Welcome to our allotment blog. We've got a plot, now we're trying to figure out what we're doing! So please join us - put the kettle on, sit back, and dream about Living The Good Life...

Friday, 24 April 2009

Beans, beds and bacon


So. Almost a whole week has passed without me managing to update. Again.

Let me fill you in on last weekend.

Sian and James came for a visit and a potter at the plot on Sunday in the sunshine. James and Adam cracked on with some more pallet-splitting and raised-bed-making, as well as attaching a length of guttering from the sheds to our mammoth water tank. So hopefully if (IF!) this summer turns out to be a good one we're now prepared and won't need to make countless trips to the well with buckets.

Meanwhile me and Sian sowed a variety of beans down the far end of the allotment - runner beans, borlotti beans, french beans and mange tout. Yum. So now I need to think of a way to keep the slugs off as the runner beans got ravaged last year. We also weeded the raspberry canes, which are sending up loads of new shoots from the roots. Maybe we'll need a fruit cage this summer.

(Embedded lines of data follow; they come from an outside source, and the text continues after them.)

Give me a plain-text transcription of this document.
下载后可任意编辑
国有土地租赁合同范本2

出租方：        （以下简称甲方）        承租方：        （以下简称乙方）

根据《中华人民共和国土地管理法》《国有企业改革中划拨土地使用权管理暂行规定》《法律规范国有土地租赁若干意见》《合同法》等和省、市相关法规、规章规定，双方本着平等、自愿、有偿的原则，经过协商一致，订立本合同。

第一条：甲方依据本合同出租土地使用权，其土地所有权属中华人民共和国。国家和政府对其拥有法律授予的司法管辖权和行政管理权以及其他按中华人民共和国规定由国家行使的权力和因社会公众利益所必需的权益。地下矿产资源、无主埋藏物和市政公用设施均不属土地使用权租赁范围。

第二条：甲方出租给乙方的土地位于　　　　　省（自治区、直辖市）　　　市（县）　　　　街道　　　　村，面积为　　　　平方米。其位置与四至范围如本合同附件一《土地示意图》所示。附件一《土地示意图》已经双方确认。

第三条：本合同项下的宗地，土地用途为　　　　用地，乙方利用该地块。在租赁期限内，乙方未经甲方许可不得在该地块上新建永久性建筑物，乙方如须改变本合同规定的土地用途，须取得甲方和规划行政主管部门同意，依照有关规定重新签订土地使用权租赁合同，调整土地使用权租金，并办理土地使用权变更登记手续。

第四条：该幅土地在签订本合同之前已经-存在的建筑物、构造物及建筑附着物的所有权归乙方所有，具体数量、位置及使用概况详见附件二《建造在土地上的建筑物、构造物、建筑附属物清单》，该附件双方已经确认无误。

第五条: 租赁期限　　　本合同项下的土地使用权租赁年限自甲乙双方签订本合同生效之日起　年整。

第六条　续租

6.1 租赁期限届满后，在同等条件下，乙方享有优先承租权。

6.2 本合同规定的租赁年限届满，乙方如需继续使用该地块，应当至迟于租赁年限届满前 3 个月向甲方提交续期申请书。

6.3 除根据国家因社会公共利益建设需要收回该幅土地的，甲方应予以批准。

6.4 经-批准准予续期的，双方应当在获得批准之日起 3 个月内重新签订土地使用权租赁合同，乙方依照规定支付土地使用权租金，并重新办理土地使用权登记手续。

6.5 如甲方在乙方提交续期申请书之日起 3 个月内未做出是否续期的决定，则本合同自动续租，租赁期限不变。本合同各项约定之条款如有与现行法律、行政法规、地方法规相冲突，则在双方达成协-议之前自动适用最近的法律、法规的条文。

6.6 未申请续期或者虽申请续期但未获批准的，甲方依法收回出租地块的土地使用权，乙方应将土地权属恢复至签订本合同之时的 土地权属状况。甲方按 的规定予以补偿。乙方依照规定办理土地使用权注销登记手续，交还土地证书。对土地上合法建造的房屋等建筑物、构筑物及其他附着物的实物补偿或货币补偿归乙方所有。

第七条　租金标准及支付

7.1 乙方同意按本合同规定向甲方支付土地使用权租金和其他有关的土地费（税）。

Then it was bacon sandwiches and cake for lunch for the hard workers. Thanks guys! And congrats on the new house! :)

Back home we've got sunflowers which need planting out. But that's assuming they'll survive the cooking they got in the greenhouse this week thanks to the near-tropical weather conditions and my crappy efforts at watering. The tomatoes are doing much better since I brought them back inside. Maybe I was too hasty and they were too small - anyway they seem to like the windowsill much better. And the troughs of salad leaves are doing fine.

Oh! And parsnip news! On Sunday afternoon I searched through my allegedly-chitting parsnip seeds on the kitchen windowsill and found some which had sprouted! Woo! I forgot to take a pic as it was just too exciting. So I sowed them in toilet rolls, and also sowed other parsnip seeds - ones which were looking kinda plump and hopeful - into a trough of compost to see if any take root. Then maybe I'll be able to transplant them onto the plot and fulfil my craving for home-grown roast parsnip at Christmas.

1 comment:

ChickenLover said...

Parsnips, like other root veg, don't like being transplanted.